Primary LanguageMLIROtherNOASSERTION

The Open Earth Compiler

Development repository for the Open Earth Compiler. The compiler implements a stencil dialect and transformations that lower stencil programs to efficient GPU code.

Publication

A detailed discussion of the Open Earth Compiler can be found here:

Domain-Specific Multi-Level IR Rewriting for GPU

Build Instructions

This setup assumes that you have built LLVM and MLIR in $BUILD_DIR and installed them to $PREFIX. To build and launch the tests, run

mkdir build && cd build
cmake -G Ninja .. -DMLIR_DIR=$PREFIX/lib/cmake/mlir -DLLVM_EXTERNAL_LIT=$BUILD_DIR/bin/llvm-lit
cmake --build . --target check-oec-opt

The ROCM_BACKEND_ENABLED flag enables the support for AMDGPU targets. It requires an LLVM build including lld and we need to set the path to lld using the following flag:

-DLLD_DIR=$PREFIX/lib/cmake/lld

To build the documentation from the TableGen description of the dialect operations, run

cmake --build . --target mlir-doc

Note: Make sure to pass -DLLVM_INSTALL_UTILS=ON when building LLVM with CMake in order to install FileCheck to the chosen installation prefix.

LLVM Build Instructions

The repository depends on a build of LLVM including MLIR. The Open Earth Compiler build has been tested with LLVM commit e59d336e75f4 using the following configuration:

cmake -G Ninja ../llvm -DLLVM_BUILD_EXAMPLES=OFF -DLLVM_TARGETS_TO_BUILD="host;NVPTX;AMDGPU" -DCMAKE_INSTALL_PREFIX=<install_root> -DLLVM_ENABLE_PROJECTS='mlir;lld' -DLLVM_OPTIMIZED_TABLEGEN=ON -DLLVM_ENABLE_OCAMLDOC=OFF -DLLVM_ENABLE_BINDINGS=OFF -DLLVM_INSTALL_UTILS=ON -DCMAKE_LINKER=<path_to_lld> -DLLVM_PARALLEL_LINK_JOBS=2

Note: Apply all patches found in the patch folder using git apply:

git apply ../stencil-dialect/patches/runtime.patch

Compiling an Example Stencil Program

The following command lowers the laplace example stencil to NVIDIA GPU code:

oec-opt --stencil-shape-inference --convert-stencil-to-std --cse --parallel-loop-tiling='parallel-loop-tile-sizes=128,1,1' --canonicalize --test-gpu-greedy-parallel-loop-mapping --convert-parallel-loops-to-gpu --canonicalize --lower-affine --convert-scf-to-std --stencil-kernel-to-cubin ../test/Examples/laplace.mlir > laplace_lowered.mlir

NOTE: Use the command line flag --stencil-kernel-to-hsaco for AMD GPUs.

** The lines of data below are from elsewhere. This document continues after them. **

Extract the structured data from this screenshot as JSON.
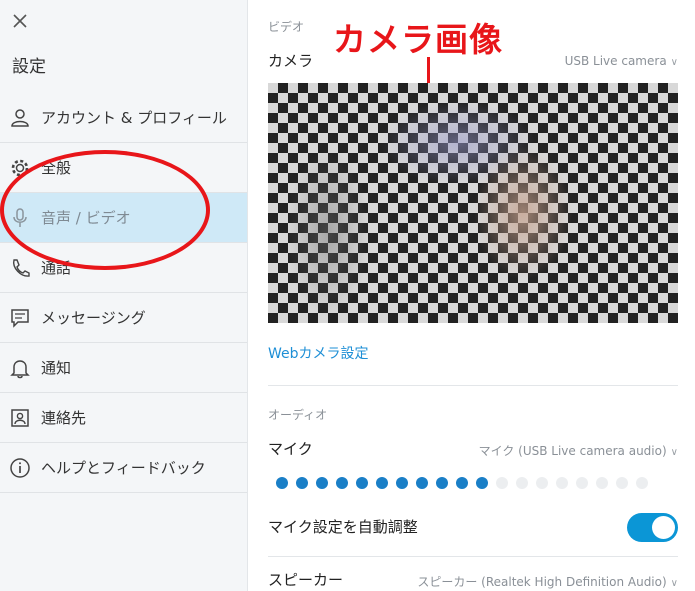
{
  "sidebar": {
    "title": "設定",
    "items": [
      {
        "label": "アカウント & プロフィール",
        "icon": "person-icon",
        "name": "account-profile"
      },
      {
        "label": "全般",
        "icon": "gear-icon",
        "name": "general"
      },
      {
        "label": "音声 / ビデオ",
        "icon": "microphone-icon",
        "name": "audio-video",
        "active": true
      },
      {
        "label": "通話",
        "icon": "phone-icon",
        "name": "calls"
      },
      {
        "label": "メッセージング",
        "icon": "chat-icon",
        "name": "messaging"
      },
      {
        "label": "通知",
        "icon": "bell-icon",
        "name": "notifications"
      },
      {
        "label": "連絡先",
        "icon": "contact-card-icon",
        "name": "contacts"
      },
      {
        "label": "ヘルプとフィードバック",
        "icon": "info-icon",
        "name": "help-feedback"
      }
    ]
  },
  "video": {
    "section_label": "ビデオ",
    "camera_label": "カメラ",
    "camera_value": "USB Live camera",
    "webcam_settings_link": "Webカメラ設定"
  },
  "audio": {
    "section_label": "オーディオ",
    "mic_label": "マイク",
    "mic_value": "マイク (USB Live camera audio)",
    "mic_level": {
      "active_dots": 11,
      "total_dots": 19
    },
    "auto_adjust_label": "マイク設定を自動調整",
    "auto_adjust_on": true,
    "speaker_label": "スピーカー",
    "speaker_value": "スピーカー (Realtek High Definition Audio)"
  },
  "annotations": {
    "camera_image_label": "カメラ画像"
  },
  "colors": {
    "accent": "#0b96d6",
    "link": "#1e8fd6",
    "active_item_bg": "#cfe9f7",
    "annotation": "#e8161a"
  }
}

The tools mlir-translate and llc then convert the lowered code to an assembly file and/or object file:

mlir-translate --mlir-to-llvmir laplace_lowered.mlir > laplace.bc
llc -O3 laplace.bc -o laplace.s
clang -c laplace.s -o laplace.o

The generated object then exports the following method:

void _mlir_ciface_laplace(MemRefType3D *input, MemRefType3D *output);